To create a Google storage bucket to host your website you need to create a bucket with the domain or subdomain name that you would want to use to host your website. In order to proceed with this you will need to verify your domain name and ownership within the Search Console by carrying out the following steps.

  1. Go to Search console https://search.google.com/ and fill in the domain or subdomain you want to verify. Once you add the domain or subdomain you will need to verify the ownership via  TXT record.

NOTE: For you to verify the domain you need ‘owner’ permission for the domain under the Google search console to verify a domain.

Adding a domain under  Search Console

Copy the generated TXT record from the pop-up that appears, we shall need to add the TXT record to our domain DNS manager or Cpanel. In our case, the DNS management is under Cloudflare.

Verification pop-up

2. Login to Cloudflare and select your domain, then navigate to the DNS section to add the TXT record.

Cloudflare DNS

3.  Add a ‘TXT’ under your DNS records and paste the generated record from the Google search console.

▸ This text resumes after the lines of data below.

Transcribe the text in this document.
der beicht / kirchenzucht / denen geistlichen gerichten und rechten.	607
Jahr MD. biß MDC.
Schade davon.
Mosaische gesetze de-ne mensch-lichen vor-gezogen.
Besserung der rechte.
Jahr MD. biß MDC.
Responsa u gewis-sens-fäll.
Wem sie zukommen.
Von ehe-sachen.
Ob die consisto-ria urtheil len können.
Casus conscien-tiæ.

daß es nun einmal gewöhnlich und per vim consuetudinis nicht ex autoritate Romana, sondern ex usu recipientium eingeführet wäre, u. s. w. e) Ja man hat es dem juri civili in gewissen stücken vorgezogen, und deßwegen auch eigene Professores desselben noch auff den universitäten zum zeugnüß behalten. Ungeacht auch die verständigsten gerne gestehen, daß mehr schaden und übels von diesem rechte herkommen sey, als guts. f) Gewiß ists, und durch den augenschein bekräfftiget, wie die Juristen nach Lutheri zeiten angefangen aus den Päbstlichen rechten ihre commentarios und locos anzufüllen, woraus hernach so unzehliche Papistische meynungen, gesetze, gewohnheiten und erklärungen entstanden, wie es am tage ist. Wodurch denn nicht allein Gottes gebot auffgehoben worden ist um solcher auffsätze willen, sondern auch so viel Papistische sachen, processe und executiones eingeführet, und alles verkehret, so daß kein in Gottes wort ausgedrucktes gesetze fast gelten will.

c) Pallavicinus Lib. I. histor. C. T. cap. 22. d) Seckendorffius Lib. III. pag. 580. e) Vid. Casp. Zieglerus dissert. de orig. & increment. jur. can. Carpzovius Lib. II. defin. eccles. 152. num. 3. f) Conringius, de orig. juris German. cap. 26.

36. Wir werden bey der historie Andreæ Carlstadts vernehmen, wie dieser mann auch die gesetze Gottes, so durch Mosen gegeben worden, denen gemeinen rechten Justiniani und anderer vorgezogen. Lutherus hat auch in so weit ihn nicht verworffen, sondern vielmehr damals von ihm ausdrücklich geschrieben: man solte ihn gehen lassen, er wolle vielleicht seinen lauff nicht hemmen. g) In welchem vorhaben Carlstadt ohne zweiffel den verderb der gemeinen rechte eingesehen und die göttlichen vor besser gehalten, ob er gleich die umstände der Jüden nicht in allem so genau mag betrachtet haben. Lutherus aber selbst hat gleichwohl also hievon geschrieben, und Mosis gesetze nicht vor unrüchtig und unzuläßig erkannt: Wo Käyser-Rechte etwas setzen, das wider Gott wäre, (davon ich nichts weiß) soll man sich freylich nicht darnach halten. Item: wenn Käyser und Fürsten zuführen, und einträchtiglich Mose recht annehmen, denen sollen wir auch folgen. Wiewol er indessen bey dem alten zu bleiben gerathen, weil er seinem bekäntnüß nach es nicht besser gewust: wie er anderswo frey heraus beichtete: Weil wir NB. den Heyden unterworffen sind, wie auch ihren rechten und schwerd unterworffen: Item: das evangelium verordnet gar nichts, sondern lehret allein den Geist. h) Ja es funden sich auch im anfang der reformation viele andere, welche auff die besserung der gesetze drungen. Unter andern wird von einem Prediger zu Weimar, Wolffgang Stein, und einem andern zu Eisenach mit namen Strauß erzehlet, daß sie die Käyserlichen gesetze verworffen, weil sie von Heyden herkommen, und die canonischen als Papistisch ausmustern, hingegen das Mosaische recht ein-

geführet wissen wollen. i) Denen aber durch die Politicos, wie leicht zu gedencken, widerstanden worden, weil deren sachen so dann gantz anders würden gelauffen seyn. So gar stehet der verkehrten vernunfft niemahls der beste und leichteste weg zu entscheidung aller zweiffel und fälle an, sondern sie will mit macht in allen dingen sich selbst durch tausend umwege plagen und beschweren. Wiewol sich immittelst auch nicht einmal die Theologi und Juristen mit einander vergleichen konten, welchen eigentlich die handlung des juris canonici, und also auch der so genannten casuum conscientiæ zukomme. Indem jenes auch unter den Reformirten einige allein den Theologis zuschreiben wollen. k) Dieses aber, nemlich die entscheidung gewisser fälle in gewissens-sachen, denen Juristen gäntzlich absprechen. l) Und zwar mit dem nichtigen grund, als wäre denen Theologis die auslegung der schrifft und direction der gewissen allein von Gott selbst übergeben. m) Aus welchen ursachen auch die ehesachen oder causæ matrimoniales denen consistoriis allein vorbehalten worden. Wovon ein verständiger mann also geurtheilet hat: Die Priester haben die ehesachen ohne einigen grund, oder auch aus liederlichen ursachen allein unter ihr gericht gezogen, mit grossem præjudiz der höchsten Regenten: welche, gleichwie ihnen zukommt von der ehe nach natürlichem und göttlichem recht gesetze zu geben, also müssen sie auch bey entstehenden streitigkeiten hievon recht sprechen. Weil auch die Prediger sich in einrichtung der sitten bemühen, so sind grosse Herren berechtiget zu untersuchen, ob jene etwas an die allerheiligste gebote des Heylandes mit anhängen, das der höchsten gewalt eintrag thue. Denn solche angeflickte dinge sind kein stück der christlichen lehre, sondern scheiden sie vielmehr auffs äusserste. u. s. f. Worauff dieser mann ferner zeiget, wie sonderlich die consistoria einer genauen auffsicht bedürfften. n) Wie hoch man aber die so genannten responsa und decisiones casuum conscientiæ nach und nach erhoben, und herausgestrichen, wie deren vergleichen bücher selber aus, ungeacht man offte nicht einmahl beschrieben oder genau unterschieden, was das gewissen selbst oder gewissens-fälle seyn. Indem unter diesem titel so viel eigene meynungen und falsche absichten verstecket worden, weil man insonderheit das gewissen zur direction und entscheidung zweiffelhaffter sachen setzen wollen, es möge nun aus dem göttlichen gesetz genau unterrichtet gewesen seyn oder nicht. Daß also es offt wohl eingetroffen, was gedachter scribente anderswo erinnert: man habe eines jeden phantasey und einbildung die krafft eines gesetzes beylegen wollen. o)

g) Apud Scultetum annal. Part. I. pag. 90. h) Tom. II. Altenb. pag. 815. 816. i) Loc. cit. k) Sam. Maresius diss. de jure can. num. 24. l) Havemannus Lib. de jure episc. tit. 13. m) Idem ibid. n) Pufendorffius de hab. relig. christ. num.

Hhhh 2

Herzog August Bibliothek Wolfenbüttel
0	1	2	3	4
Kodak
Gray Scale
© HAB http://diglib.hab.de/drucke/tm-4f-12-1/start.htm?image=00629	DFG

Adding the generated TXT record to DNS records

4. Go back to your Google search console and click on the verify button on the popup window to verify ownership of the domain.

Domain verification

Create your Google Cloud Storage Bucket 

Step-by-step guide on how to host a static website on  a Google Cloud Storage bucket: 

  1. Create a bucket on Google cloud storage, go to cloud console https://console.cloud.google.com/
  2. Under cloud console click on cloud storage from the navigation menu
  3. Create a bucket preferably with the same domain/subdomain name for your website, and configure your bucket to your liking.

Creating a domain-name bucket

3. Upload website files into the bucket.

Uploaded website files

  1. Configure public access; set the bucket and its content to be publicly accessible.

Go to the bucket’s permissions and add a member with the all users roles with Storage Object Viewer permissions.

Bucket permissions

  1. Set the index and error pages ; configure your bucket to serve your índex.html

Website configuration

URL for the webpage

When you click on that Url it takes you to the webpage. The URL contains the sub-domain and the domain root of the storage area.

And that’s the url that you need to create a CNAME for on cloud flare DNS. Copy the highlighted domain root and head over to cloudflare DNS.

Configurations Under DNS manager ( Cloudflare)

  1. Under cloudflare DNS add a record for CNAME, then add ‘@ ‘ under name the under target paste the domain you copied and save

Adding a CNAME record

  1. Creating page rules;  click on rules under the navigation menu, selecting page rules then select a  setting which is Redirect URL. 

Setting up page rules

  1. Configure SSL/TLS, set the encryption mode to full, undér edge certificates always use HTTPS, turn on ‘automatic HTTPS rewrites’.
  2. Go to caching makes sure it is set to standard
  3.  Under network makes sure all the routing rules are on.

After all these configurations head over to the site and you should be able to notice that the site is up and secure.